Sunday, October 08, 2006

Results from Johns Hopkins visit

We got a call on Wednesday from Johns Hopkins on their recommendations from the meeting they had about Cameron this week. They have decided to delay any brain surgery now but she will start to receive monthly IVIG therapy instead--this is what she had during our last stay at Baptist. She will also have another MRI when we have the 1st therapy scheduled which is pretty soon. Also another non-surgical therapy, a chemo drug called Citoxin used primarily to treat MS, is an alternative that they might explore pretty soon as well. While this is not the final solution to the problems we are having with Cameron's seizures, we feel we are definitely in the best hands possible to lead us to the decision about surgery. They want to give theIVIG a chance to see if there is any noticeable improvement but will be open to reevaluating everything if Cameron's condition does not improve or gets worse. God has led us to this place and we will continue to trust in Him that there are better days ahead for Cameron. Thank you again for thinking of us and we are very grateful for all the prayers and support.

Cameron's Johns Hopkins letter

Dr. Vining,
I emailed you earlier about my daughter Cameron who was recently diagnosed with Rasmussen's Syndrome in July. She started having seizures when she was 3 and was initially diagnosed with Cortical Dysplasia. She is 5 years old now and turns 6 in December. From contact through a number of different resources we have decided that we need to come to Johns Hopkins to be evaluated to see if Cameron is a candidate for surgery. She has experienced a significant decline in her speech and motor skills that started in December of last year. At this point she really does not communicate and rarely responds to even simple questions that we ask her. Additionally, her left-sided weakness is becoming more profound everyday. This is a dramatic change where as this time last year up to December she could communicate easily with us and really did not have any noticeable decline in her skills. We now feel she is headed down a path to be severely handicapped permanently if something is not done soon.

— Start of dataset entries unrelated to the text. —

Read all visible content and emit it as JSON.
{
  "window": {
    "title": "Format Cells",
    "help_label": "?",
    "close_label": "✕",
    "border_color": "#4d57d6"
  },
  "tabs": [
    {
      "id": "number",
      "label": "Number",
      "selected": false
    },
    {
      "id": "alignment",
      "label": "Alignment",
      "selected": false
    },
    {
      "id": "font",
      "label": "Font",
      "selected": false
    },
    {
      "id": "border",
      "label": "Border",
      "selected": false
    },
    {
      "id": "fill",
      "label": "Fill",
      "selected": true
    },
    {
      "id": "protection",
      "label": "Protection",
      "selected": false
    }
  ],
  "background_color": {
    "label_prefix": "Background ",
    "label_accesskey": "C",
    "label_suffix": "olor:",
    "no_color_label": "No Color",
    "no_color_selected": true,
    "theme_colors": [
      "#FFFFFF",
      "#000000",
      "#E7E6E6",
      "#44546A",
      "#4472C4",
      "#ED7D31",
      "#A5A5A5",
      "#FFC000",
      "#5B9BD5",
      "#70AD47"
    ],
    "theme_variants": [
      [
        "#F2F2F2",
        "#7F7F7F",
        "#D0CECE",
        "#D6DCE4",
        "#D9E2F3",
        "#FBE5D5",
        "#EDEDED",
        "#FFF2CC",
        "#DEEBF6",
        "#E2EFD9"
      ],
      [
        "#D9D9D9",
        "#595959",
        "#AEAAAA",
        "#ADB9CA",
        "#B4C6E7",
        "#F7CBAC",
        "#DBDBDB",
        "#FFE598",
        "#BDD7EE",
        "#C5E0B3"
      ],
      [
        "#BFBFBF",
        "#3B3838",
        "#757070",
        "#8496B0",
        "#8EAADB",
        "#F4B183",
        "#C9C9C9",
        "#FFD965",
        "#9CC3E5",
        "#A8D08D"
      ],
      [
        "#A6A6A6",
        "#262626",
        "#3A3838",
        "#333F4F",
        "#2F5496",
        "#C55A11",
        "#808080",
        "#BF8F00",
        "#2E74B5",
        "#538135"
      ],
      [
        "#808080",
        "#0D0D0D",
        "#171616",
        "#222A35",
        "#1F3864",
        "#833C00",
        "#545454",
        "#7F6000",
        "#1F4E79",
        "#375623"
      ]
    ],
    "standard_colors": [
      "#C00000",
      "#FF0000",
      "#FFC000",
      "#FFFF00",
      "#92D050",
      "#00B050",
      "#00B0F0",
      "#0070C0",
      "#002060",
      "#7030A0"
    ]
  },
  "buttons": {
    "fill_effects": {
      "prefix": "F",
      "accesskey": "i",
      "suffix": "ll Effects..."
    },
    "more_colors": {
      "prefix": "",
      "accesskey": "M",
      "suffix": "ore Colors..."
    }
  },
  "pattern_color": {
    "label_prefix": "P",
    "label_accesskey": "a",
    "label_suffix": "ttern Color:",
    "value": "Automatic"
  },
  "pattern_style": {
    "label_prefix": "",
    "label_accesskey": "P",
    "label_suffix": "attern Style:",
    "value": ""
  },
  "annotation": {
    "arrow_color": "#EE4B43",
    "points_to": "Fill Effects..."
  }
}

She just got through with her 1st round of IVIG therapy at Wake Forest University Baptist Medical Center where our current neurologist Dr. Cesar Santos is located. On Friday we sent information on Cameron to Johns Hopkins based on what was requested when my wife spoke to Diana Pillas. We are pleading that we can be seen soon. We have been in contact with a number of families that had successful surgeries with Dr. Ben Carson who encouraged us to consider not delaying in looking at surgery for Cameron. Of course we are new to all this and really feel that you and the staff there can help us make the right decision if Cameron's decline is indeed due to Rasmussen's. Please take all of this in consideration to help us get in to see you and the staff there as soon as possible.